Part 2 of 3 Parts (Please read Part 1 first)
DF’s advisory board is filled with high-profile names, including physicists and energy experts. Former U.S. Energy Secretary Steven Chu is one of two Nobel laureates in physics.
DF’s vice president of engineering is a former executive at Kairos Power. He is one of the nuclear industry leaders in the race to commercialize next-generation nuclear energy designs.
DF submission was one of eleven projects chosen in August for President Donald Trump’s nuclear pilot program. The program does not fund the selected companies directly but aims to expedite their testing and ultimately offer a fast track to commercial licensing. And it intends to get at least three reactors operating before the Fourth of July next year.
However, to make this happen, DF will need to ascend a steep financial hill. The Trump announcement has significantly sped up the company’s project timeline.
A month after the Trump announcement, the company went public in a rare maneuver called a reverse merger. It involves using a shell company and that does not require disclosing as much information to regulators in the process. It is generally a quicker, cheaper way to go public than the traditional initial public offering route.
Asked why DF had chosen a reverse merger, given that this form of going public can raise some questions for investors, Frader replied that the new pilot program altered DF’s timeline.

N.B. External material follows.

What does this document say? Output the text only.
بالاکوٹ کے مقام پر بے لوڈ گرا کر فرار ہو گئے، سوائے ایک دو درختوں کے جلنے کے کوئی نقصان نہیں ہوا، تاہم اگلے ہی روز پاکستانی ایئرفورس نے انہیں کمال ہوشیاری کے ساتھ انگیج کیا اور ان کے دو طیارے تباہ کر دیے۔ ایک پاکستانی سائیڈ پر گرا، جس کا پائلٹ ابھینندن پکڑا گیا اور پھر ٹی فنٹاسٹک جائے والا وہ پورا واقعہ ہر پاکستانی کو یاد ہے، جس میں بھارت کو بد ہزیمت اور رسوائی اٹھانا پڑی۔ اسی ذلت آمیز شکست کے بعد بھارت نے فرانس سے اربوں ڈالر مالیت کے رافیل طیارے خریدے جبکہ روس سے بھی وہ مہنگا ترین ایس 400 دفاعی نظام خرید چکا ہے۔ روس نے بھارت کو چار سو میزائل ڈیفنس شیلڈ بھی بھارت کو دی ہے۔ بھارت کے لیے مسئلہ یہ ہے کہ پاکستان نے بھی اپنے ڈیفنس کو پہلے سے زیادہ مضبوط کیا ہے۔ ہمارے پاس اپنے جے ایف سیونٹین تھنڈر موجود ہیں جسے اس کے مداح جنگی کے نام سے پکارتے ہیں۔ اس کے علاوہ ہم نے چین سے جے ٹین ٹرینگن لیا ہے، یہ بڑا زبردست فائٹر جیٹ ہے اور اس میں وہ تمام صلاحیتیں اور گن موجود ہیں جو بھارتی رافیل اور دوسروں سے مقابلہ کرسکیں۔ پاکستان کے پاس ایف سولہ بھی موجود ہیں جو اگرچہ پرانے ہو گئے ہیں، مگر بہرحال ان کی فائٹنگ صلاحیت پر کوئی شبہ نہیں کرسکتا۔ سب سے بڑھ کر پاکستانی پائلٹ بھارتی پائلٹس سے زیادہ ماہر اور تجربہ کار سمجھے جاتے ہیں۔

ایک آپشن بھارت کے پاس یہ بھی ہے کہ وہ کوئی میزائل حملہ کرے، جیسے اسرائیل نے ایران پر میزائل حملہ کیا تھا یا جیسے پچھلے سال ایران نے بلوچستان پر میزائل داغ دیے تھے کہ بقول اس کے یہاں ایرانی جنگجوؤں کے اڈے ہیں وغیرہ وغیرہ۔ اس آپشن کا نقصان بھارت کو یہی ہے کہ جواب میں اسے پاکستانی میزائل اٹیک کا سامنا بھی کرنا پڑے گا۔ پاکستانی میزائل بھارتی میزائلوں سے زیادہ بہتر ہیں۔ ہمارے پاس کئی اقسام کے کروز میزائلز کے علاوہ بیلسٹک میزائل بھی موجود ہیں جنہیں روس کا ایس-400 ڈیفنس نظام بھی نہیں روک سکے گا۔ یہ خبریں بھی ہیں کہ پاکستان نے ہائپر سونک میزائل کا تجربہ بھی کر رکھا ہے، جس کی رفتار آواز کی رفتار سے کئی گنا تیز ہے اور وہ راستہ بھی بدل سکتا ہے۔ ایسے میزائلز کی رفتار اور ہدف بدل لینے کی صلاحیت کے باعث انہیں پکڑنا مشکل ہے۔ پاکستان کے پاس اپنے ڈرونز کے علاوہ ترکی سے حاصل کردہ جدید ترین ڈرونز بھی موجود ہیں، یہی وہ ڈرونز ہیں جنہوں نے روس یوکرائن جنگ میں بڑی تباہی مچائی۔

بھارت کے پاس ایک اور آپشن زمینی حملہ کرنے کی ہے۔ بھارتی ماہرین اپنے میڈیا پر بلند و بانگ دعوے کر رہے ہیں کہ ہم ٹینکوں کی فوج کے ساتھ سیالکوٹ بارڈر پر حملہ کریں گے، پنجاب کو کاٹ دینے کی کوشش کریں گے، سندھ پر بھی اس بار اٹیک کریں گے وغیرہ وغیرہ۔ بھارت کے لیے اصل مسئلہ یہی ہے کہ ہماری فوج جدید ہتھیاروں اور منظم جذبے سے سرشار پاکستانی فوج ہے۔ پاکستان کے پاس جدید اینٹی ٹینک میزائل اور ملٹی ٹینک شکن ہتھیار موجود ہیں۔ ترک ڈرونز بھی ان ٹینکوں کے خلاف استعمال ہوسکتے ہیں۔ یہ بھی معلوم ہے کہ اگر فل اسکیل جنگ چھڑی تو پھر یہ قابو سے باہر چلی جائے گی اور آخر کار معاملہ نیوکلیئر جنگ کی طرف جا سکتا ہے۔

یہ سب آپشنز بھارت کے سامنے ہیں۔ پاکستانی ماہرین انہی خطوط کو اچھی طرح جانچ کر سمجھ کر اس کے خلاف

She said, “Initially, we were targeting 2029 for our first reactor, but the program allows us to build one in 2026. The reverse merger gave us a faster path to align our financing with this accelerated timeline.”
DF’s shares sold well below typical prices and raised thirty million dollars. The company plans to list on a less well-known stock exchange for smaller firms. Frader said that the company intends to start there and then switch to the NASDAQ Stock Market.

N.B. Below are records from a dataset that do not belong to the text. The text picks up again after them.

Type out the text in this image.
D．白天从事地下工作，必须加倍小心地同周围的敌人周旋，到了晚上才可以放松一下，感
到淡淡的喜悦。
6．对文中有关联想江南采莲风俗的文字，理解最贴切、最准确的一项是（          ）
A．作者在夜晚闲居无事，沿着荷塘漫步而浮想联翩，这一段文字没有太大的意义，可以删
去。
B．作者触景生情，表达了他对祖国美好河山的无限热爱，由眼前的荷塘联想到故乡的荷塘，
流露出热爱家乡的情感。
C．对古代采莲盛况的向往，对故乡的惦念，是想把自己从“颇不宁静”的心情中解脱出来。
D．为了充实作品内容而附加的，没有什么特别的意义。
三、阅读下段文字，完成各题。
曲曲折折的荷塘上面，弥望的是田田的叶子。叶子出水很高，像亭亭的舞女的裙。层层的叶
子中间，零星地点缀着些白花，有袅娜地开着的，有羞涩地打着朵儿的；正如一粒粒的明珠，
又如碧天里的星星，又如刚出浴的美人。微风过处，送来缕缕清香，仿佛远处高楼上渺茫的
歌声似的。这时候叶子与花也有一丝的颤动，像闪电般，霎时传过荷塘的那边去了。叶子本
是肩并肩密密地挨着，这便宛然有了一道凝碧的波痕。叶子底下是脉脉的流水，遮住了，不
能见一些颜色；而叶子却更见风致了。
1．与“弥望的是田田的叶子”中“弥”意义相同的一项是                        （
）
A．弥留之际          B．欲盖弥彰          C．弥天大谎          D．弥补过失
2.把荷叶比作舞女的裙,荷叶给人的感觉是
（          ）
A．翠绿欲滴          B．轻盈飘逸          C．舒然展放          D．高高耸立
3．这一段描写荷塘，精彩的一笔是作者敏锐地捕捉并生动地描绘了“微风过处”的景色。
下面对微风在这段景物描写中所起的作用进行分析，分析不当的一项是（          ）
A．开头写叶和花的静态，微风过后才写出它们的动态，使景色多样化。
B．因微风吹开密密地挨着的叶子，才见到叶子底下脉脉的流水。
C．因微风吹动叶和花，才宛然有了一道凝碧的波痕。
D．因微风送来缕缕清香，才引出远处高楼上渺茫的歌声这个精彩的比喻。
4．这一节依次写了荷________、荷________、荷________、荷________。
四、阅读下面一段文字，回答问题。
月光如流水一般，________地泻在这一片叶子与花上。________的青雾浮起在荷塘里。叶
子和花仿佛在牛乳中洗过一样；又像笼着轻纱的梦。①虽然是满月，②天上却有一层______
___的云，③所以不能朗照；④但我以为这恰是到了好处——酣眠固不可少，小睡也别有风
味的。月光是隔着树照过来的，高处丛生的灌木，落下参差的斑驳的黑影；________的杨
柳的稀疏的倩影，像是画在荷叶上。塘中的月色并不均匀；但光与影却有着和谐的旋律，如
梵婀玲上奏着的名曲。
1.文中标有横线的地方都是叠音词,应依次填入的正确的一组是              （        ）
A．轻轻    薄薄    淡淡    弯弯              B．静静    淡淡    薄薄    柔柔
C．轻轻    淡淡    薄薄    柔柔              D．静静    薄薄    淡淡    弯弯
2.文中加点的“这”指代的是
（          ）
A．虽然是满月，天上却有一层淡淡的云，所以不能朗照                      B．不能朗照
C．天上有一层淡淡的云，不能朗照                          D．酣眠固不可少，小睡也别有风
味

The details of DF’s go-public maneuver “suggest that DF wasn’t able to raise cash from new or existing shareholders, who first capitalized the company with a four-million-dollar check last year.”
It was reported last week that the nuclear industry is seeing an increased number of nuclear companies going public through reverse mergers. It has documented six such mergers that are complete or are in the works.
A flurry of these maneuvers also happened in 2021 with climate technology startups. Most of those companies’ stocks offerings didn’t do well, but there are initial signs that this new round might turn out differently. A few of the nuclear companies using reverse mergers are seeing initial boosts to their stock prices amid the interest in finding energy sources for AI.
DF says its underground design could be scaled up to provide a great deal of energy while occupying little space. It claims that it could nestle one hundred nuclear reactors into a one-mile-deep hole on less than three acres of land and generate one and a half billion watts of electric power.
Parts of Kansas are prone to earthquakes. DF was asked about the geological stability of the site in Kansas.
The company said, “DF always conducts rigorous geological analysis when evaluating potential sites including seismic activity and other environmental factors.”